Good. Thank you, Chair.
Thank you again, very much, for your time today. At some point I hope we get to you.
I don't have a lot to say on the qualifications side. I mean, the paper speaks for itself. The only thing that struck me was that when you were going through your regular day-to-day background, you said you really thought you needed a Ph.D. and then you went out and got it, like you buy a shovel over at Canadian Tire. That's impressive. For me, somebody with a grade 9 education, that looms large in terms of your qualifications.
Competency takes us into some other areas. Let me just say, though, Chair, before I get into the area of competency questions, that the little skirmish we just saw between you and Mr. Reid, to me, right from the get-go, is a perfect example of the absolute impossibility of jamming the square peg of appointments into the round hole of democracy. No matter what part of this process we dissect, it's never going to add up because it doesn't work. It doesn't fit in a democracy.
Having said that, and being left with no alternative—and it's a shame, because we could use some real common sense on this whole issue—I want to ask about your thinking, madame, the criteria you use.

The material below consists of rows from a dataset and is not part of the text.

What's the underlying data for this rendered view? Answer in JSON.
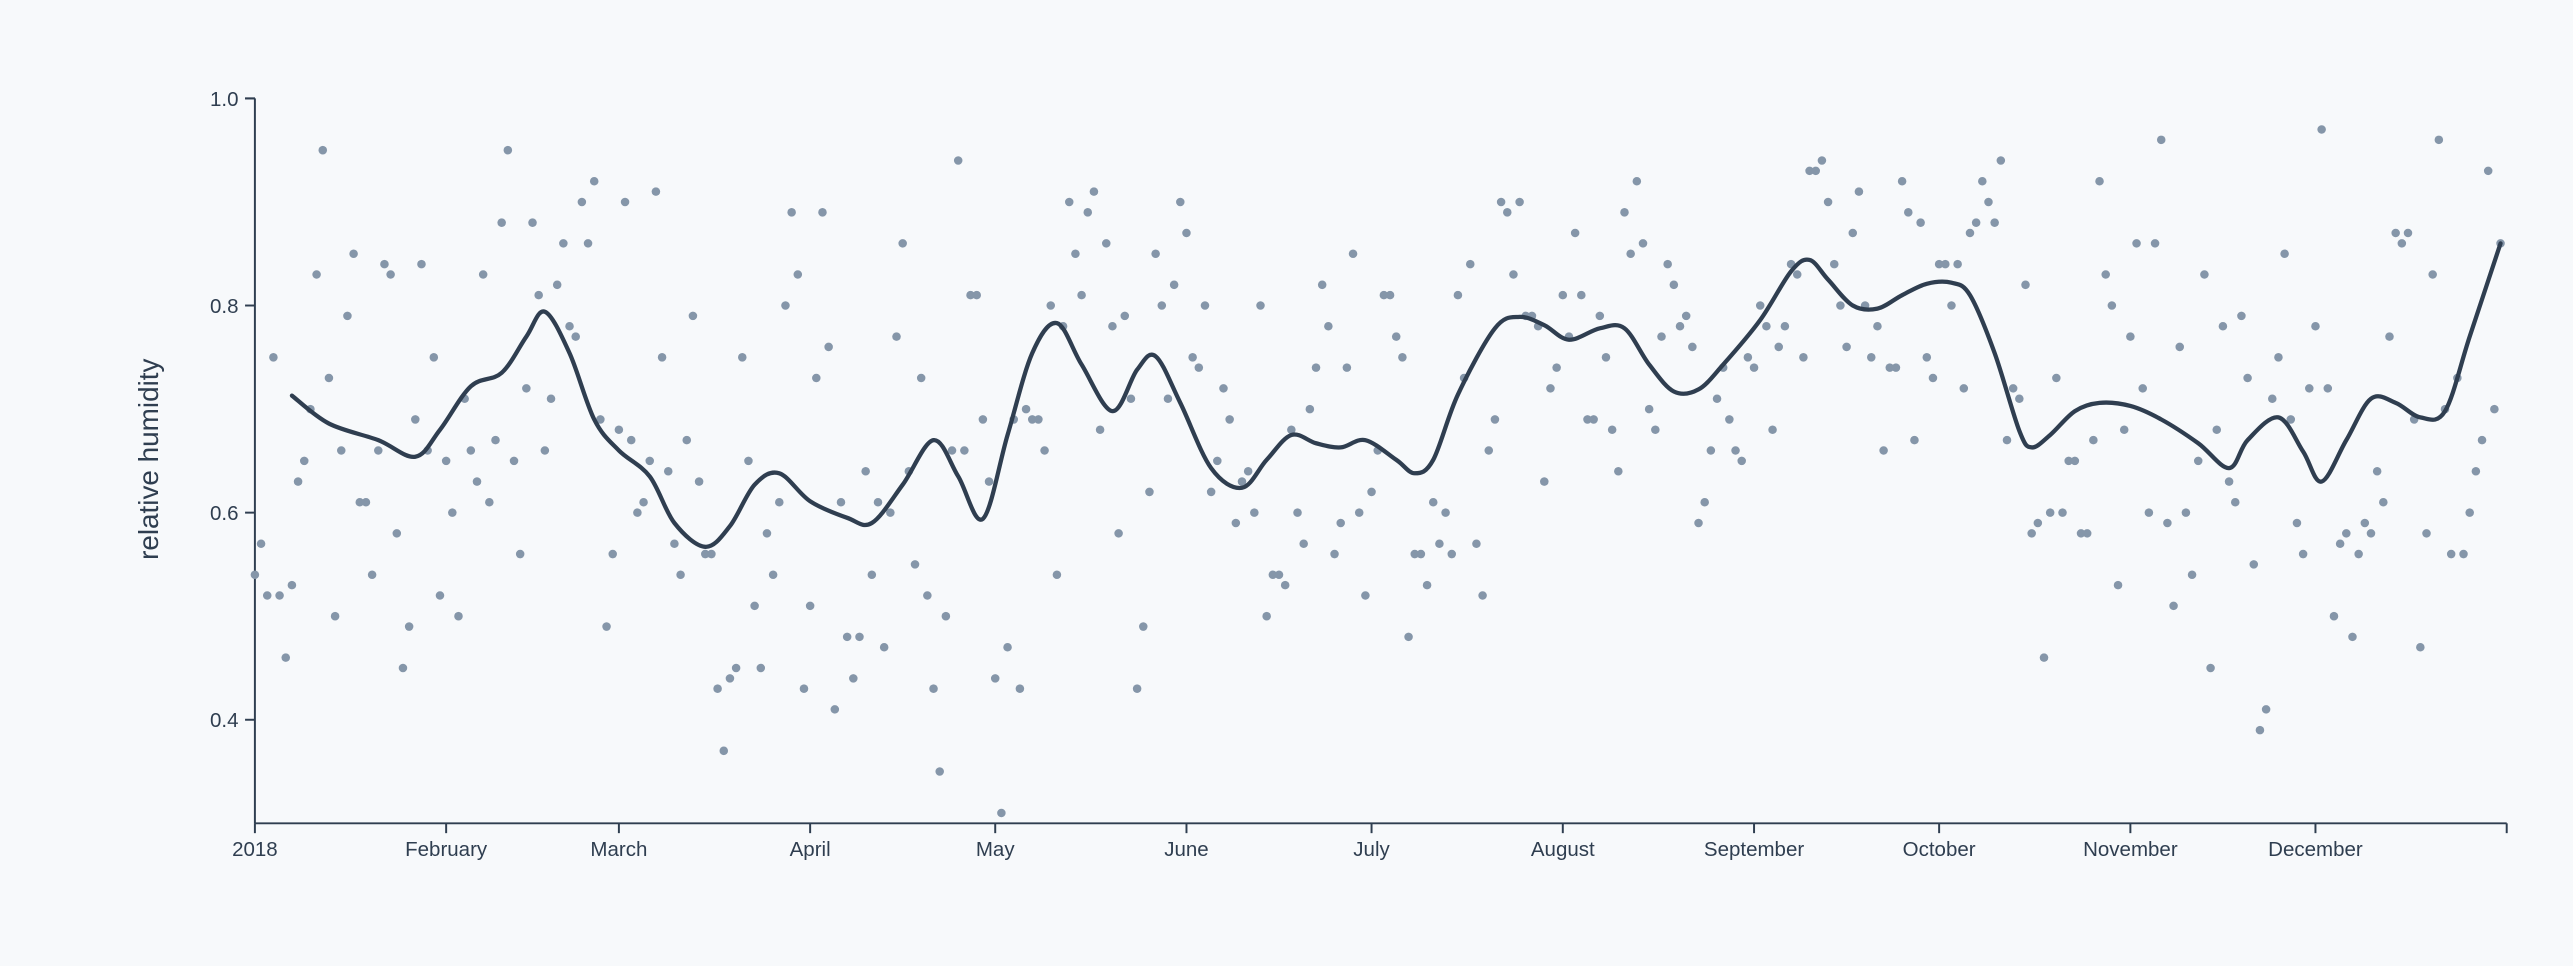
{
  "chart_data": {
    "type": "scatter",
    "ylabel": "relative humidity",
    "xlim": [
      0,
      365
    ],
    "xticks": [
      {
        "value": 0,
        "label": "2018"
      },
      {
        "value": 31,
        "label": "February"
      },
      {
        "value": 59,
        "label": "March"
      },
      {
        "value": 90,
        "label": "April"
      },
      {
        "value": 120,
        "label": "May"
      },
      {
        "value": 151,
        "label": "June"
      },
      {
        "value": 181,
        "label": "July"
      },
      {
        "value": 212,
        "label": "August"
      },
      {
        "value": 243,
        "label": "September"
      },
      {
        "value": 273,
        "label": "October"
      },
      {
        "value": 304,
        "label": "November"
      },
      {
        "value": 334,
        "label": "December"
      }
    ],
    "ylim": [
      0.3,
      1
    ],
    "yticks": [
      0.4,
      0.6,
      0.8,
      {
        "value": 1,
        "label": "1.0"
      }
    ],
    "points": {
      "color": "#8596a9",
      "x": [
        0,
        1,
        2,
        3,
        4,
        5,
        6,
        7,
        8,
        9,
        10,
        11,
        12,
        13,
        14,
        15,
        16,
        17,
        18,
        19,
        20,
        21,
        22,
        23,
        24,
        25,
        26,
        27,
        28,
        29,
        30,
        31,
        32,
        33,
        34,
        35,
        36,
        37,
        38,
        39,
        40,
        41,
        42,
        43,
        44,
        45,
        46,
        47,
        48,
        49,
        50,
        51,
        52,
        53,
        54,
        55,
        56,
        57,
        58,
        59,
        60,
        61,
        62,
        63,
        64,
        65,
        66,
        67,
        68,
        69,
        70,
        71,
        72,
        73,
        74,
        75,
        76,
        77,
        78,
        79,
        80,
        81,
        82,
        83,
        84,
        85,
        86,
        87,
        88,
        89,
        90,
        91,
        92,
        93,
        94,
        95,
        96,
        97,
        98,
        99,
        100,
        101,
        102,
        103,
        104,
        105,
        106,
        107,
        108,
        109,
        110,
        111,
        112,
        113,
        114,
        115,
        116,
        117,
        118,
        119,
        120,
        121,
        122,
        123,
        124,
        125,
        126,
        127,
        128,
        129,
        130,
        131,
        132,
        133,
        134,
        135,
        136,
        137,
        138,
        139,
        140,
        141,
        142,
        143,
        144,
        145,
        146,
        147,
        148,
        149,
        150,
        151,
        152,
        153,
        154,
        155,
        156,
        157,
        158,
        159,
        160,
        161,
        162,
        163,
        164,
        165,
        166,
        167,
        168,
        169,
        170,
        171,
        172,
        173,
        174,
        175,
        176,
        177,
        178,
        179,
        180,
        181,
        182,
        183,
        184,
        185,
        186,
        187,
        188,
        189,
        190,
        191,
        192,
        193,
        194,
        195,
        196,
        197,
        198,
        199,
        200,
        201,
        202,
        203,
        204,
        205,
        206,
        207,
        208,
        209,
        210,
        211,
        212,
        213,
        214,
        215,
        216,
        217,
        218,
        219,
        220,
        221,
        222,
        223,
        224,
        225,
        226,
        227,
        228,
        229,
        230,
        231,
        232,
        233,
        234,
        235,
        236,
        237,
        238,
        239,
        240,
        241,
        242,
        243,
        244,
        245,
        246,
        247,
        248,
        249,
        250,
        251,
        252,
        253,
        254,
        255,
        256,
        257,
        258,
        259,
        260,
        261,
        262,
        263,
        264,
        265,
        266,
        267,
        268,
        269,
        270,
        271,
        272,
        273,
        274,
        275,
        276,
        277,
        278,
        279,
        280,
        281,
        282,
        283,
        284,
        285,
        286,
        287,
        288,
        289,
        290,
        291,
        292,
        293,
        294,
        295,
        296,
        297,
        298,
        299,
        300,
        301,
        302,
        303,
        304,
        305,
        306,
        307,
        308,
        309,
        310,
        311,
        312,
        313,
        314,
        315,
        316,
        317,
        318,
        319,
        320,
        321,
        322,
        323,
        324,
        325,
        326,
        327,
        328,
        329,
        330,
        331,
        332,
        333,
        334,
        335,
        336,
        337,
        338,
        339,
        340,
        341,
        342,
        343,
        344,
        345,
        346,
        347,
        348,
        349,
        350,
        351,
        352,
        353,
        354,
        355,
        356,
        357,
        358,
        359,
        360,
        361,
        362,
        363,
        364
      ],
      "values": [
        0.54,
        0.57,
        0.52,
        0.75,
        0.52,
        0.46,
        0.53,
        0.63,
        0.65,
        0.7,
        0.83,
        0.95,
        0.73,
        0.5,
        0.66,
        0.79,
        0.85,
        0.61,
        0.61,
        0.54,
        0.66,
        0.84,
        0.83,
        0.58,
        0.45,
        0.49,
        0.69,
        0.84,
        0.66,
        0.75,
        0.52,
        0.65,
        0.6,
        0.5,
        0.71,
        0.66,
        0.63,
        0.83,
        0.61,
        0.67,
        0.88,
        0.95,
        0.65,
        0.56,
        0.72,
        0.88,
        0.81,
        0.66,
        0.71,
        0.82,
        0.86,
        0.78,
        0.77,
        0.9,
        0.86,
        0.92,
        0.69,
        0.49,
        0.56,
        0.68,
        0.9,
        0.67,
        0.6,
        0.61,
        0.65,
        0.91,
        0.75,
        0.64,
        0.57,
        0.54,
        0.67,
        0.79,
        0.63,
        0.56,
        0.56,
        0.43,
        0.37,
        0.44,
        0.45,
        0.75,
        0.65,
        0.51,
        0.45,
        0.58,
        0.54,
        0.61,
        0.8,
        0.89,
        0.83,
        0.43,
        0.51,
        0.73,
        0.89,
        0.76,
        0.41,
        0.61,
        0.48,
        0.44,
        0.48,
        0.64,
        0.54,
        0.61,
        0.47,
        0.6,
        0.77,
        0.86,
        0.64,
        0.55,
        0.73,
        0.52,
        0.43,
        0.35,
        0.5,
        0.66,
        0.94,
        0.66,
        0.81,
        0.81,
        0.69,
        0.63,
        0.44,
        0.31,
        0.47,
        0.69,
        0.43,
        0.7,
        0.69,
        0.69,
        0.66,
        0.8,
        0.54,
        0.78,
        0.9,
        0.85,
        0.81,
        0.89,
        0.91,
        0.68,
        0.86,
        0.78,
        0.58,
        0.79,
        0.71,
        0.43,
        0.49,
        0.62,
        0.85,
        0.8,
        0.71,
        0.82,
        0.9,
        0.87,
        0.75,
        0.74,
        0.8,
        0.62,
        0.65,
        0.72,
        0.69,
        0.59,
        0.63,
        0.64,
        0.6,
        0.8,
        0.5,
        0.54,
        0.54,
        0.53,
        0.68,
        0.6,
        0.57,
        0.7,
        0.74,
        0.82,
        0.78,
        0.56,
        0.59,
        0.74,
        0.85,
        0.6,
        0.52,
        0.62,
        0.66,
        0.81,
        0.81,
        0.77,
        0.75,
        0.48,
        0.56,
        0.56,
        0.53,
        0.61,
        0.57,
        0.6,
        0.56,
        0.81,
        0.73,
        0.84,
        0.57,
        0.52,
        0.66,
        0.69,
        0.9,
        0.89,
        0.83,
        0.9,
        0.79,
        0.79,
        0.78,
        0.63,
        0.72,
        0.74,
        0.81,
        0.77,
        0.87,
        0.81,
        0.69,
        0.69,
        0.79,
        0.75,
        0.68,
        0.64,
        0.89,
        0.85,
        0.92,
        0.86,
        0.7,
        0.68,
        0.77,
        0.84,
        0.82,
        0.78,
        0.79,
        0.76,
        0.59,
        0.61,
        0.66,
        0.71,
        0.74,
        0.69,
        0.66,
        0.65,
        0.75,
        0.74,
        0.8,
        0.78,
        0.68,
        0.76,
        0.78,
        0.84,
        0.83,
        0.75,
        0.93,
        0.93,
        0.94,
        0.9,
        0.84,
        0.8,
        0.76,
        0.87,
        0.91,
        0.8,
        0.75,
        0.78,
        0.66,
        0.74,
        0.74,
        0.92,
        0.89,
        0.67,
        0.88,
        0.75,
        0.73,
        0.84,
        0.84,
        0.8,
        0.84,
        0.72,
        0.87,
        0.88,
        0.92,
        0.9,
        0.88,
        0.94,
        0.67,
        0.72,
        0.71,
        0.82,
        0.58,
        0.59,
        0.46,
        0.6,
        0.73,
        0.6,
        0.65,
        0.65,
        0.58,
        0.58,
        0.67,
        0.92,
        0.83,
        0.8,
        0.53,
        0.68,
        0.77,
        0.86,
        0.72,
        0.6,
        0.86,
        0.96,
        0.59,
        0.51,
        0.76,
        0.6,
        0.54,
        0.65,
        0.83,
        0.45,
        0.68,
        0.78,
        0.63,
        0.61,
        0.79,
        0.73,
        0.55,
        0.39,
        0.41,
        0.71,
        0.75,
        0.85,
        0.69,
        0.59,
        0.56,
        0.72,
        0.78,
        0.97,
        0.72,
        0.5,
        0.57,
        0.58,
        0.48,
        0.56,
        0.59,
        0.58,
        0.64,
        0.61,
        0.77,
        0.87,
        0.86,
        0.87,
        0.69,
        0.47,
        0.58,
        0.83,
        0.96,
        0.7,
        0.56,
        0.73,
        0.56,
        0.6,
        0.64,
        0.67,
        0.93,
        0.7,
        0.86
      ]
    },
    "trend": {
      "color": "#2f3e50",
      "x": [
        6,
        12,
        20,
        26,
        30,
        35,
        40,
        44,
        47,
        51,
        55,
        59,
        64,
        68,
        73,
        77,
        81,
        85,
        90,
        96,
        100,
        105,
        110,
        114,
        118,
        122,
        126,
        130,
        134,
        139,
        143,
        146,
        150,
        155,
        160,
        164,
        168,
        172,
        176,
        180,
        185,
        188,
        191,
        195,
        201,
        205,
        209,
        213,
        218,
        222,
        226,
        230,
        234,
        238,
        244,
        249,
        252,
        255,
        259,
        263,
        267,
        271,
        275,
        278,
        282,
        286,
        288,
        291,
        295,
        299,
        304,
        309,
        315,
        320,
        323,
        328,
        332,
        335,
        339,
        343,
        347,
        351,
        355,
        359,
        364
      ],
      "values": [
        0.713,
        0.686,
        0.67,
        0.654,
        0.68,
        0.722,
        0.735,
        0.77,
        0.794,
        0.754,
        0.69,
        0.66,
        0.635,
        0.59,
        0.567,
        0.587,
        0.627,
        0.638,
        0.611,
        0.595,
        0.59,
        0.627,
        0.67,
        0.635,
        0.594,
        0.675,
        0.754,
        0.783,
        0.743,
        0.698,
        0.738,
        0.751,
        0.706,
        0.643,
        0.624,
        0.651,
        0.675,
        0.667,
        0.663,
        0.67,
        0.651,
        0.638,
        0.651,
        0.714,
        0.778,
        0.789,
        0.781,
        0.767,
        0.778,
        0.778,
        0.743,
        0.717,
        0.719,
        0.743,
        0.786,
        0.833,
        0.844,
        0.825,
        0.8,
        0.797,
        0.81,
        0.821,
        0.822,
        0.81,
        0.754,
        0.679,
        0.663,
        0.675,
        0.698,
        0.706,
        0.703,
        0.69,
        0.667,
        0.643,
        0.67,
        0.692,
        0.659,
        0.63,
        0.67,
        0.71,
        0.706,
        0.692,
        0.698,
        0.77,
        0.86
      ]
    }
  }
}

You, through the appointment of the Prime Minister, replace what Canadians do during an election, which is to make a merit-based evaluation, usually on the doorstep or on the phone or through an email exchange. We repeat it thousands and thousands of times, trying to convince people that we would meet their merit qualifications as they see them. The cumulative effect of that is that we have an election, and as tough as it is, it's usually very clear. Canadians decided who was merit-based and who wasn't. The beauty of the system is that if they get it wrong, if the Canadian people in a riding feel they got it wrong, then they get a chance in the next election to do something about it.
We don't have that. Once you're a senator and you're appointed, you're there till you're 75, and that's it. I'm wondering what process, what talent, what experience, and what training you are looking for that, in your view, would give Canadians the ideal lawmaker. This isn't just about having a gilded life on the red carpet; it's also a fact that senators make laws. In fact, their vote is worth more than our vote, because there are fewer of them.
What qualifications are you looking for when you're trying to replace the process that Canadians go through on the doorstep? What are you looking for when you're trying to choose a person Canadians would consider to be their ideal lawmaker?